Development of sexual structures influences metabolomic and transcriptomic profiles in Aspergillus flavus

Authors: LUIS, JANE - North Carolina State University; CARBONE, IGNAZIO - North Carolina State University; Mack, Brian; Lebar, Matthew; Cary, Jeffrey; Gilbert, Matthew; Bhatnagar, Deepak; Carter-Wientjes, Carol; PAYNE, GARY - Retired Non ARS Employee; Moore, Geromy; AMEEN, YAKEN - North Carolina State University; OJIAMBO, PETER - North Carolina State University

Submitted to: Fungal Biology
Publication Type: Peer Reviewed Journal
Publication Acceptance Date: 1/20/2022
Publication Date: 1/31/2022
Citation: Luis, J.M., Carbone, I., Mack, B.M., Lebar, M.D., Cary, J.W., Gilbert, M.K., Bhatnagar, D., Carter-Wientjes, C.H., Payne, G.A., Moore, G.G., Ameen, Y.O., Ojiambo, P.S. 2022. Development of sexual structures influences metabolomic and transcriptomic profiles in Aspergillus flavus. Fungal Biology. 126:187-200.
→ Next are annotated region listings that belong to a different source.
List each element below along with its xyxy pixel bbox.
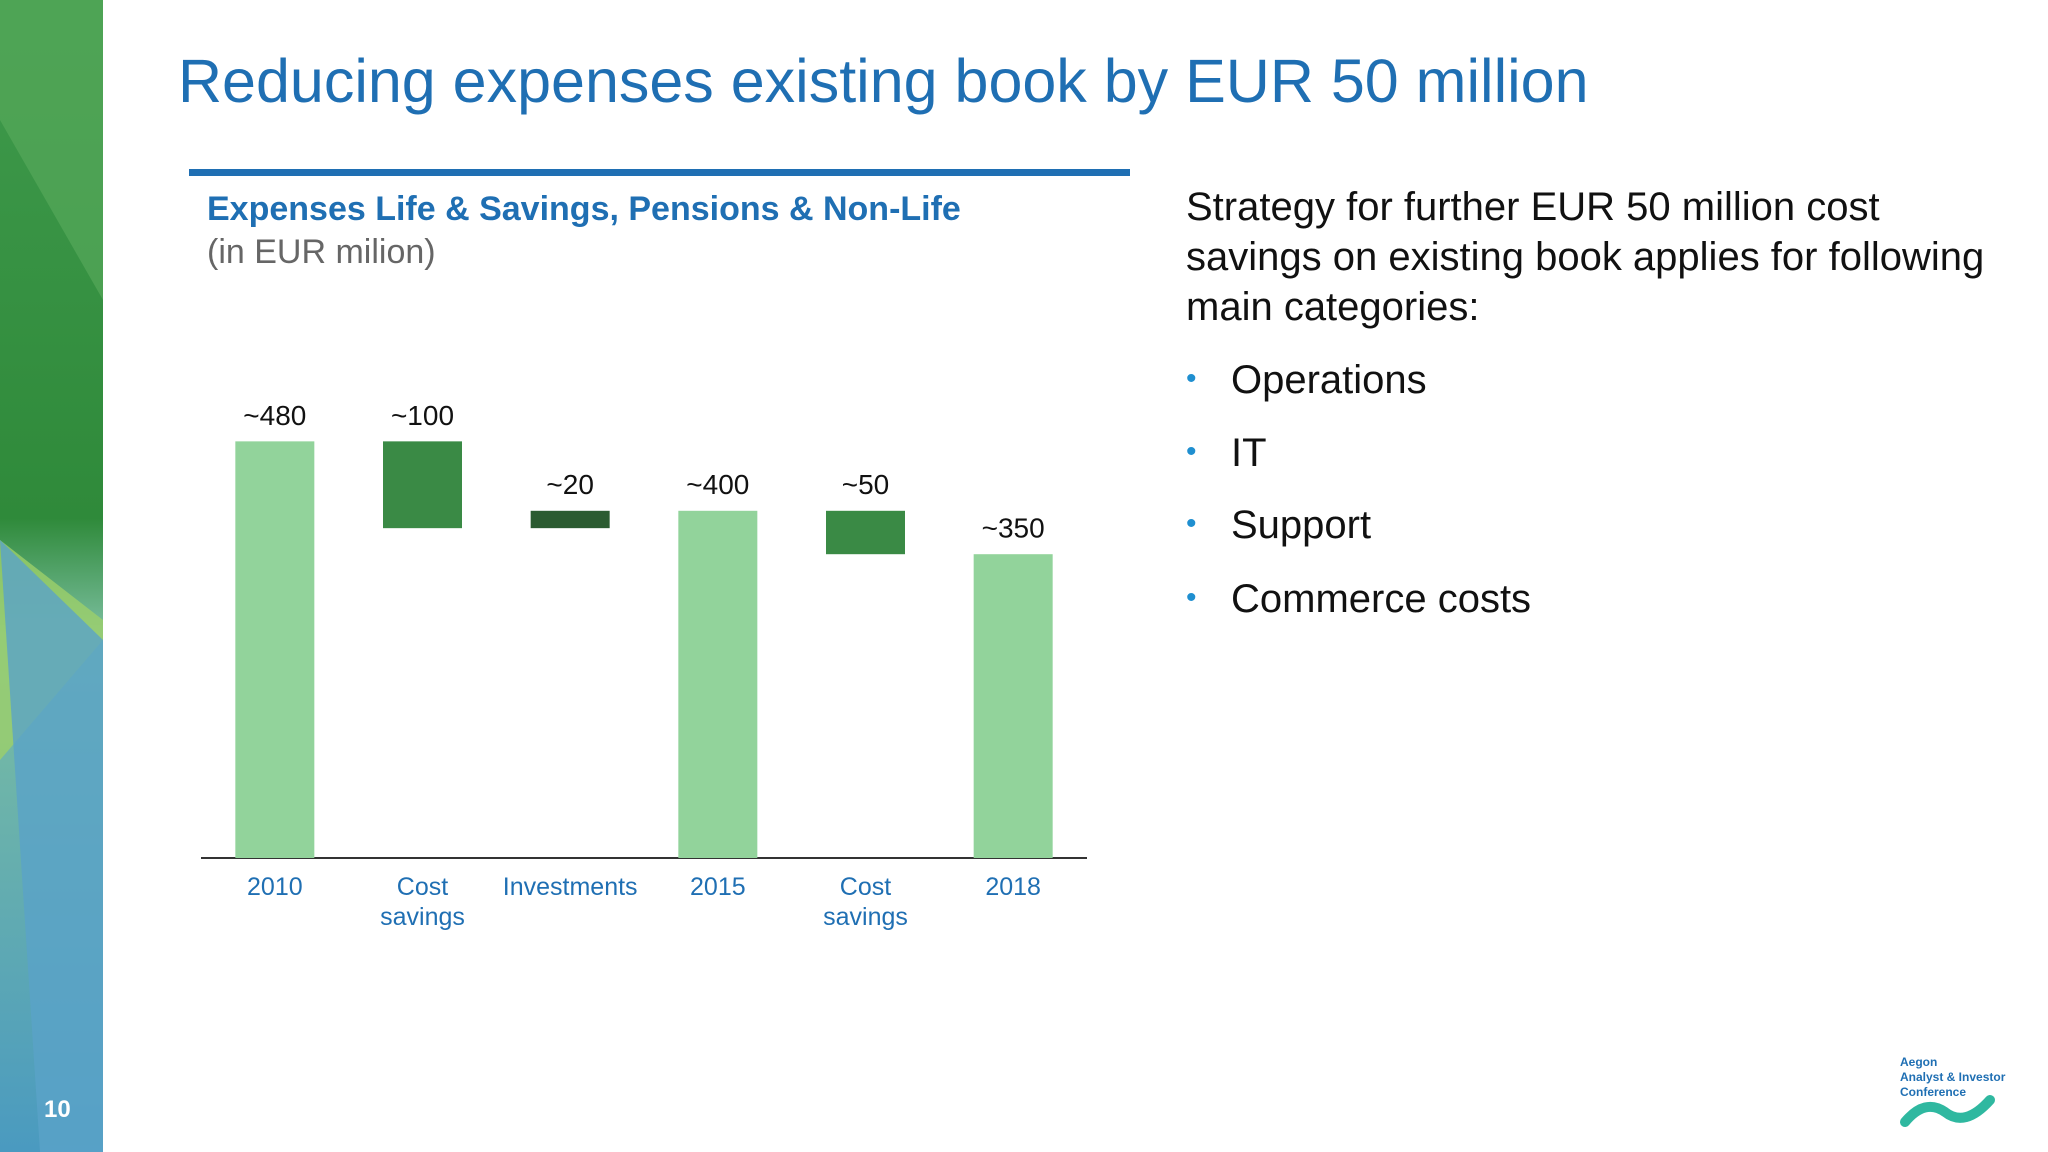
- x-tick-label: 2018: [958, 872, 1068, 902]
- logo-line: Analyst & Investor: [1900, 1070, 2006, 1084]
- chart-title: Expenses Life & Savings, Pensions & Non-…: [207, 190, 961, 228]
- x-tick-text: Cost savings: [380, 873, 465, 931]
- side-shape: [0, 540, 103, 1152]
- bar: [383, 441, 462, 529]
- bar: [678, 510, 758, 858]
- chart-rule: [189, 169, 1130, 176]
- x-tick-label: 2015: [663, 872, 773, 902]
- data-label: ~50: [842, 469, 890, 500]
- bar: [235, 441, 315, 858]
- x-tick-text: Cost savings: [823, 873, 908, 931]
- bar: [973, 554, 1053, 858]
- logo-line: Aegon: [1900, 1055, 1938, 1069]
- bullet-text: Support: [1231, 503, 1372, 547]
- chart-subtitle: (in EUR milion): [207, 233, 436, 271]
- data-label: ~400: [686, 469, 749, 500]
- x-tick-text: 2018: [985, 873, 1041, 901]
- side-shape: [0, 0, 103, 300]
- x-tick-label: Cost savings: [811, 872, 921, 932]
- page-number: 10: [44, 1096, 71, 1123]
- bullet-text: IT: [1231, 431, 1267, 475]
- bar: [826, 510, 905, 555]
- x-tick-text: 2015: [690, 873, 746, 901]
- data-label: ~480: [243, 400, 306, 431]
- slide-title: Reducing expenses existing book by EUR 5…: [178, 47, 1589, 115]
- x-tick-text: Investments: [502, 873, 638, 901]
- logo-swoosh: [1900, 1095, 1995, 1127]
- x-tick-label: Cost savings: [368, 872, 478, 932]
- x-tick-text: 2010: [247, 873, 303, 901]
- bar: [530, 510, 610, 529]
- data-label: ~350: [982, 513, 1045, 544]
- bullet-dot: •: [1186, 362, 1197, 395]
- logo-text: Aegon Analyst & Investor Conference: [1900, 1055, 2005, 1100]
- bullet-text: Operations: [1231, 358, 1427, 402]
- logo-line: Conference: [1900, 1085, 1967, 1099]
- bullet-dot: •: [1186, 581, 1197, 614]
- bullet-text: Commerce costs: [1231, 577, 1532, 621]
- bullet-dot: •: [1186, 435, 1197, 468]
- strategy-intro: Strategy for further EUR 50 million cost…: [1186, 185, 1985, 329]
- x-tick-label: 2010: [220, 872, 330, 902]
- data-label: ~20: [546, 469, 594, 500]
- data-label: ~100: [391, 400, 454, 431]
- bullet-dot: •: [1186, 507, 1197, 540]
- x-tick-label: Investments: [503, 872, 638, 902]
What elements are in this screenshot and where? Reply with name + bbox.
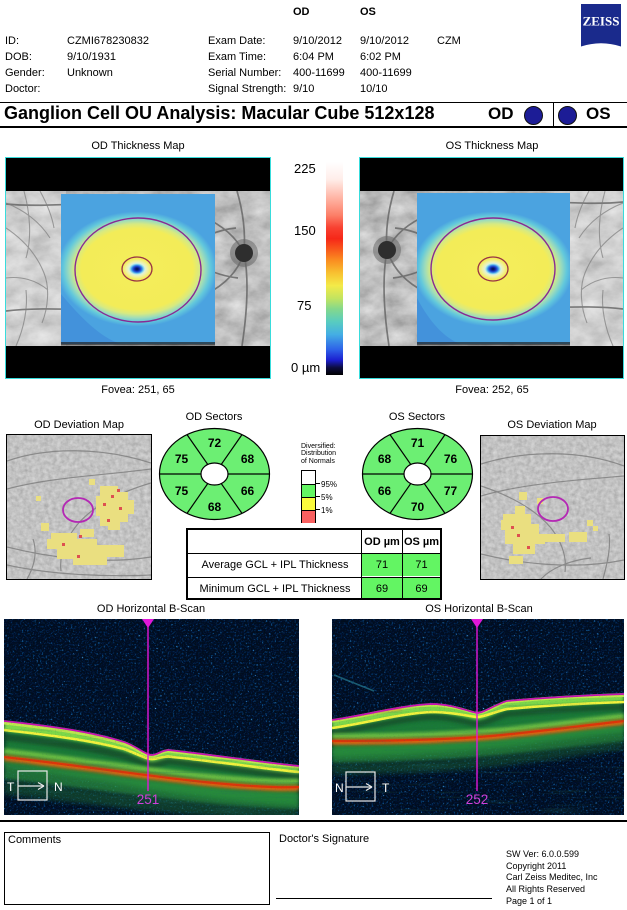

Interpretive Summary: Aflatoxins are toxic and carcinogenic compounds produced by a fungus during growth on oilseed crops such as corn and have been associated with adverse health risks following exposure to humans and livestock. The fungus can also directly infect livestock and humans with compromised immune systems. Aflatoxin contamination, thus, poses significant food safety and food security risk particularly in developing countries where these crops are important food crops and are a major contributor to the economy. Aflatoxin producing fungi such as Aspergillus flavus can reproduce sexually by formation of structures known as sclerotia that are fertilized by structures termed conidia. The mechanism by which conidia fertilize sclerotia is not well understood nor are the biosynthetic processes that take place once a sclerotium has been fertilized. We have identified the expression patterns of genes produced during the fertilization process as well as identified chemical compounds produced when sclerotia are fertilized. The study of genes and compounds produced during sexual reproduction will aid in better understanding the process of fertilization. This will be useful in developing strategies to control aflatoxin contamination through the design of improved biological control fungi that are incapable of sexual recombination thus reducing the chances of conversion of non-aflatoxin producing biocontrol strains to aflatoxin producing due to sexual recombination with native aflatoxin producing strains present in the field.

Technical Abstract: Sclerotium (female) fertility, the capability of a strain to produce ascocarps in which meiosis occurs, influences morphological changes within the sclerotia during sexual reproduction in Aspergillus flavus. Although sclerotial morphogenesis has been linked to biosynthesis of secondary metabolites (SMs), metabolic and transcriptomic changes that occur within the sclerotia during sexual development in A. flavus are not known. Four treatments consisting of sclerotia from high fertility cross (Hi-Fert), low fertility cross (Lo-Fert), unmated NRRL 29507, and unmated NRRL 21882 were grown on mixed cereal agar and incubated at 30°C in continuous dark. Samples were harvested immediately after crosses were made and every 2 weeks until 8 weeks of incubation then subjected to targeted metabolomics and transcriptomic analysis. Aflatoxin B1 (AFB1) exhibited varied expression patterns between Hi-Fert and unmated NRRL 29507, while AFB1 consistently remained low or undetected in Lo-Fert and NRRL 21882. SM profiling of 17 SMs showed the elevated production of hydroxyaflavazole, an indole diterpene isomer, and an aflavinine isomer in Hi-Fert at 4 to 8 weeks, which coincides with the formation of ascocarps, asci and ascospores in A. flavus. Similarly, transcriptional analysis identified high expression of ayg1, hxtA, MAT1, asd-3, preA, preB, and SM gene clusters 30 and 44 in Hi-Fert at these time-points. Genes involved in vegetative incompatibility were also investigated. Results of this study broaden our knowledge of the biochemical and transcriptional processes that occur during sexual development in A. flavus.